Senate Bill 1110 would require signatures from 6% of voters in each of Idaho’s 35 legislative districts to get an initiative on the ballot; current law requires the signatures of 6% of voters in at least 18 districts. Under both existing law and the new proposal, initiatives require the signatures of at least 6% of all voters statewide.
A “record” number of people—upwards of 100—signed up to testify at a hearing for the bill in the Senate State Affairs Committee on Wednesday, according to Chairwoman Patti Anne Lodge, R-Huston. No decisions were made at the hearing.
Supporters of the bill say current law does not give sufficient representation to the state’s smaller or more rural counties. At the hearing Wednesday, the bill’s sponsor, Sen. Steve Vick, R-Dalton Gardens, told the committee that an initiative could theoretically get on the ballot right now with signatures from just four of Idaho’s most populous counties.
“Urban voters and rural voters have different interests in many cases,” Vick said. “I think it’s important that we have that broad spectrum of support for an initiative before it gets on the ballot.”
Critics of the bill say it would make it significantly more difficult for Idaho citizens to take action on issues the Legislature has not addressed, as happened in 2018 when voters approved the expansion of Medicaid through a citizen-brought ballot initiative; some critics have also suggested the bill would give disproportionate power to rural voters, as a lack of approval in just one district could shut down the effort.
“Fortunately or unfortunately, urban centers do have more people than rural centers,” said Sen. Michelle Stennett, D-Ketchum. “But if you expect to have an equal [share] from each, you’re actually weighing rural over urban. … I just feel that it has made it much more restrictive in what many would argue is already the most restrictive process in the country.”
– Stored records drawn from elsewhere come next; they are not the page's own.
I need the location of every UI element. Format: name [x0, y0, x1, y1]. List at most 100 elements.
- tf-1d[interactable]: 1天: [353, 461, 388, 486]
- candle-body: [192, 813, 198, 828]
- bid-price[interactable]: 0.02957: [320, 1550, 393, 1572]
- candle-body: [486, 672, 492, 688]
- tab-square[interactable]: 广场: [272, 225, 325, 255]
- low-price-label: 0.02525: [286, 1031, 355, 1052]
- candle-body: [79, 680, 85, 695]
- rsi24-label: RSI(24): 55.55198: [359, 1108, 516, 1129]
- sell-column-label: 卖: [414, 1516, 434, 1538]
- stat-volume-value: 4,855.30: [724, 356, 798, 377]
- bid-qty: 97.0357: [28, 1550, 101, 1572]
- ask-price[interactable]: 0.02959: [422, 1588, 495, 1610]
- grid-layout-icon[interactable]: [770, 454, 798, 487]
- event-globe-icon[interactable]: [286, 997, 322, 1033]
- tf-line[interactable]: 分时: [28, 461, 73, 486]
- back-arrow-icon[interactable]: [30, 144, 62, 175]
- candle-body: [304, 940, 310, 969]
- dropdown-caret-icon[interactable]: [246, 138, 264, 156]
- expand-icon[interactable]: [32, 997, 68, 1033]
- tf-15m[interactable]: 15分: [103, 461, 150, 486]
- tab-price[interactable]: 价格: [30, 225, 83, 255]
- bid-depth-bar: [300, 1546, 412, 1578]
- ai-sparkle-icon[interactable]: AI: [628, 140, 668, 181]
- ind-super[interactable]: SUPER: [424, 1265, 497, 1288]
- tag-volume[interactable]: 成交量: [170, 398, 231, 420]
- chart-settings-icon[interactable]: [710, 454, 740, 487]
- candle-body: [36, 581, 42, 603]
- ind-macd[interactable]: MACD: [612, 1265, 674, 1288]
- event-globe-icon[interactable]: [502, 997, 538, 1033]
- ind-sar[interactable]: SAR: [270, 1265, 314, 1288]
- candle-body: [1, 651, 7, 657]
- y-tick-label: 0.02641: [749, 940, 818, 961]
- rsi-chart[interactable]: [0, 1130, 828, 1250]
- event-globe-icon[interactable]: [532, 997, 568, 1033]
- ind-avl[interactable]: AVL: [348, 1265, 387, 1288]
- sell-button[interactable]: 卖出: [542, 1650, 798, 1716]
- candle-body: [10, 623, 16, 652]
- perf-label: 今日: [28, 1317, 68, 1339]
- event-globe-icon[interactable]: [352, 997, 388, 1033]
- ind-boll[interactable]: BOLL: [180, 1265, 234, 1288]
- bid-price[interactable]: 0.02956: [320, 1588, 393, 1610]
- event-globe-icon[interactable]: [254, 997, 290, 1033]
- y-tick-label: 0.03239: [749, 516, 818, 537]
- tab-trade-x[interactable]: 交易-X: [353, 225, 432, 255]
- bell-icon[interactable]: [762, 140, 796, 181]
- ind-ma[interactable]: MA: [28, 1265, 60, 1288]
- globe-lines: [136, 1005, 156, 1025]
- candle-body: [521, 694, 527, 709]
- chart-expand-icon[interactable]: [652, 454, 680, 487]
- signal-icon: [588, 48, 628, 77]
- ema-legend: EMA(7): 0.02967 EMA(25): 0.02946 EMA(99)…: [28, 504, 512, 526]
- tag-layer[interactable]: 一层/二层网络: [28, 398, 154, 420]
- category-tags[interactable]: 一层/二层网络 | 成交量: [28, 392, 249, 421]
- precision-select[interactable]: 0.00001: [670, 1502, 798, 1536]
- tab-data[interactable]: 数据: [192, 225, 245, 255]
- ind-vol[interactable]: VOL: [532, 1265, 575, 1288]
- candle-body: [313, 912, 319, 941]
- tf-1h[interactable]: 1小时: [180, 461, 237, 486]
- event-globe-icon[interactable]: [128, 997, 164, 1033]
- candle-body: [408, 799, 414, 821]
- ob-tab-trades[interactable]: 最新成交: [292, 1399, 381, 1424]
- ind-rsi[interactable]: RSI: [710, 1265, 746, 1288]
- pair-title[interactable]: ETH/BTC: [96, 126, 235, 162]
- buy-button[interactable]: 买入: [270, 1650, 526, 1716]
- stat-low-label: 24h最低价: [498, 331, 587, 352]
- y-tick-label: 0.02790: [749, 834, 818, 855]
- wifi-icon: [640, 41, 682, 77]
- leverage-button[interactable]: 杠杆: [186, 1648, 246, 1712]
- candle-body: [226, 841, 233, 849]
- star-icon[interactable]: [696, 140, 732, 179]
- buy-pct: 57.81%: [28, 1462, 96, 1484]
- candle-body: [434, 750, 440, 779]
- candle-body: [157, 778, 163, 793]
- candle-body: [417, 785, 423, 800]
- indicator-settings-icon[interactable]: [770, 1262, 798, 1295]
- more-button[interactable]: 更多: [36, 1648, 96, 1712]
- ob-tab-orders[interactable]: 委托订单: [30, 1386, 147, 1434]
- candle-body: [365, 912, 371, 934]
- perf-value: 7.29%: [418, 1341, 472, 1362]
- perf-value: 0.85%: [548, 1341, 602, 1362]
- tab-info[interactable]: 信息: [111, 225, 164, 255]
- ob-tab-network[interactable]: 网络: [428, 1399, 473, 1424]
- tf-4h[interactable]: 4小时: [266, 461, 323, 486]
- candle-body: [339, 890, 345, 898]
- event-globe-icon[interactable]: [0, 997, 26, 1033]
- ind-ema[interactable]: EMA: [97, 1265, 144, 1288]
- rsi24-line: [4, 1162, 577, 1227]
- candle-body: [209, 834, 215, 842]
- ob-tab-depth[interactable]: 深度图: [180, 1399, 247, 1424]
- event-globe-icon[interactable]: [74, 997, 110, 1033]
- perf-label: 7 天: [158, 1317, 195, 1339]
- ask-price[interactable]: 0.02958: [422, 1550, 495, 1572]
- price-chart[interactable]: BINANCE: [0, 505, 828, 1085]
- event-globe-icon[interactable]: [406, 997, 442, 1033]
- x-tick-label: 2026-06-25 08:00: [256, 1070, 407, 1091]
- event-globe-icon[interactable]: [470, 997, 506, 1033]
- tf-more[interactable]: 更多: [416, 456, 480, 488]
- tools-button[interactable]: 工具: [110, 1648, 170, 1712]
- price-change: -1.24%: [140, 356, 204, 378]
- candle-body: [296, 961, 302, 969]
Public testimony in the meeting was largely in opposition, with more than twice as many testimonies opposing than supporting.
Richard Durrant, a farmer who testified in favor of the bill, compared the current process to only taking soil samples from one small portion of his field, rather than collecting samples from throughout the field.
“This bill will provide opportunities for all of the citizens of the great state of Idaho to have input on the initiative process,” Durrant said.
Testifiers opposed to the bill included William Esbensen of the Idaho Citizens Coalition, which spearheaded a stalled effort earlier this year to get a medical marijuana initiative on the ballot.
“This is a state that doesn’t like big government, and yet the government is so big it wants to silence the majority,” Esbensen said. “The polls show medical marijuana is going to pass if we get the signatures.”
Other testifiers against the bill included representatives from Conservation Voters for Idaho and the League of Women Voters of Idaho. In her testimony, Hollie Conde of Conservation Voters for Idaho argued that making the process more stringent would ensure that only “organizations with deep pockets” can reach the required number of voters.
“Making an already difficult process harder serves no one,” Conde said. “A high bar to clear in Boise is an equally high bar for Bonner’s Ferry. It does not equalize the playing field, nor amplify rural voices.”
Testimony was scheduled to continue Friday.